Years later, after the smoke cleared and the hate dissipated, it was time for the love again. After numerous accolades and awards for public colleges and private foundations, in 1992, Black Enterprise named him the Entrepreneur of the Century. In 1996 when he died, A.G. Gaston’s estimated net worth was $130,000,000. Gaston’s legacy would go on to touch the 21st century when in 2017, President Barack Obama designated the A.G. Gaston Motel, the Center of the Birmingham Civil Rights Museum.
A.G. Gaston made a fortune by serving black people when no one else would. Though derided as an Uncle Tom, his contributions are too numerous to mention in this little article. But it is sufficient to say that in the great game of American Capitalism, he was and is the Grand Master. If we can be proponents of other entrepreneurial genuises like Napolean Hill, Robert T. Kiyosaki, & Andrew Carnegie, we can certainly study the genius of arguably, the best to play the game. His philosophy is reduced to 10 simple rules for success:
1. Save a part of all you earn. Pay yourself first. Take it off the top and bank it. You’ll be surprised how fast the money builds up. If you have two or three thousand dollars in the bank, sooner or later somebody will come along and show you how to double it. Money doesn’t spoil. Keep it.
2. Establish a reputation at a bank or savings and loan association. Save at an established institution and borrow there. Stay away from loan sharks.
3. Take no chances with your money. Play the safe number, the good one. A man can’t afford to lose has no business gambling.
4. Never borrow anything that, if forced to it, you can’t pay back.
5. Don’t get big headed with the little fellows. That’s where the money is. If you stick with the little fellows, give them your devotion, they’ll make you big.
6. Don’t have so much pride. Wear the same suit for a year or two. It doesn’t make any difference what kind of suit the pocket is in if there is money in the pocket.
7. Find a need and fill it. Successful businesses are founded on the needs of the people. Once in business, keep good books. Also, hire the best people you can find.
8. Stay in your own class. Never run around with people you can’t compete with.
9. Once you get money or a reputation for having money, people will give you money.

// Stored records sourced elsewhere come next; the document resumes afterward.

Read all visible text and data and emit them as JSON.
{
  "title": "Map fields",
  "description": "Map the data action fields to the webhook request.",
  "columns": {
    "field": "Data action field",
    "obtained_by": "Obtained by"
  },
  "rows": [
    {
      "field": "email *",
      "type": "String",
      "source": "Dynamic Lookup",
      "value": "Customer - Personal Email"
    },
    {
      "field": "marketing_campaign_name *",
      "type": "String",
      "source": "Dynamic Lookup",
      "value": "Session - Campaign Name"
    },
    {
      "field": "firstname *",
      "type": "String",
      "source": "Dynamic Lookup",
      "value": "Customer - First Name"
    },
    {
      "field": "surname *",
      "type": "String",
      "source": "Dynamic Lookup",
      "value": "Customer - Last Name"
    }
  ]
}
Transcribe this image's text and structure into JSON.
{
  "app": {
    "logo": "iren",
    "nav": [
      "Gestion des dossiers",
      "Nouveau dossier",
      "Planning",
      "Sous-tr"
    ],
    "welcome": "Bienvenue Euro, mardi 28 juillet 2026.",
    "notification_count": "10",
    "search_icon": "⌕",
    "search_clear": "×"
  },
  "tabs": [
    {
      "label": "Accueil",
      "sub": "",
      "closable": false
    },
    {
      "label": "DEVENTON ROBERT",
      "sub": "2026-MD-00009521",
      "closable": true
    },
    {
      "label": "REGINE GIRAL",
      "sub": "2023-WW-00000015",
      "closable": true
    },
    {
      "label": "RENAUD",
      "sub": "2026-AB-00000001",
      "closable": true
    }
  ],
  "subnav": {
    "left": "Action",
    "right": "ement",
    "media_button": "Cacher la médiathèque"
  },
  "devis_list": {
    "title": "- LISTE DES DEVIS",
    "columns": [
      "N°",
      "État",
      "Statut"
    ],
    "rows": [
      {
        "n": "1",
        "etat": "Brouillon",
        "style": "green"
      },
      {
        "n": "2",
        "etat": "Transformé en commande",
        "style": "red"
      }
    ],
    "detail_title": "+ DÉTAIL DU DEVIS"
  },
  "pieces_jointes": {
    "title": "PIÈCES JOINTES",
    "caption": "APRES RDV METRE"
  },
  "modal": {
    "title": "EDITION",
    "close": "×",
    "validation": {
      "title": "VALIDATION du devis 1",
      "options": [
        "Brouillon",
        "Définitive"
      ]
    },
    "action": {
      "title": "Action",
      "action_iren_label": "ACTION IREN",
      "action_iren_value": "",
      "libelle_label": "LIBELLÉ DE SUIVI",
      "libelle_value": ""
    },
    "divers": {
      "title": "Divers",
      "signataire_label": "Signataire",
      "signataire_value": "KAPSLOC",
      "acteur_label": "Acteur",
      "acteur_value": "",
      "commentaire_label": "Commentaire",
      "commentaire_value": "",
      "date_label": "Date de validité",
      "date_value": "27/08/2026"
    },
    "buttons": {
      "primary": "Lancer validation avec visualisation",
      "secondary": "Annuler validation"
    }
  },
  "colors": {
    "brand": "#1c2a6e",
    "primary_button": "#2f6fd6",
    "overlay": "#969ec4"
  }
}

10. Once you reach a certain bracket, it is very difficult not to make more money.
Tony Maceo is a senior blogger at the Negromanosphere and the Chief Blogger at Power and Strategy.com. For more articles go to Power and Strategy.com. Like, share and subscribe to the mailing list. Become a patron @powerofstrategies on Patreon. Like and follow us on FB and subscribe to the You Tube Channel @ Power and Strategy. Till next time I’ll…..well ya know!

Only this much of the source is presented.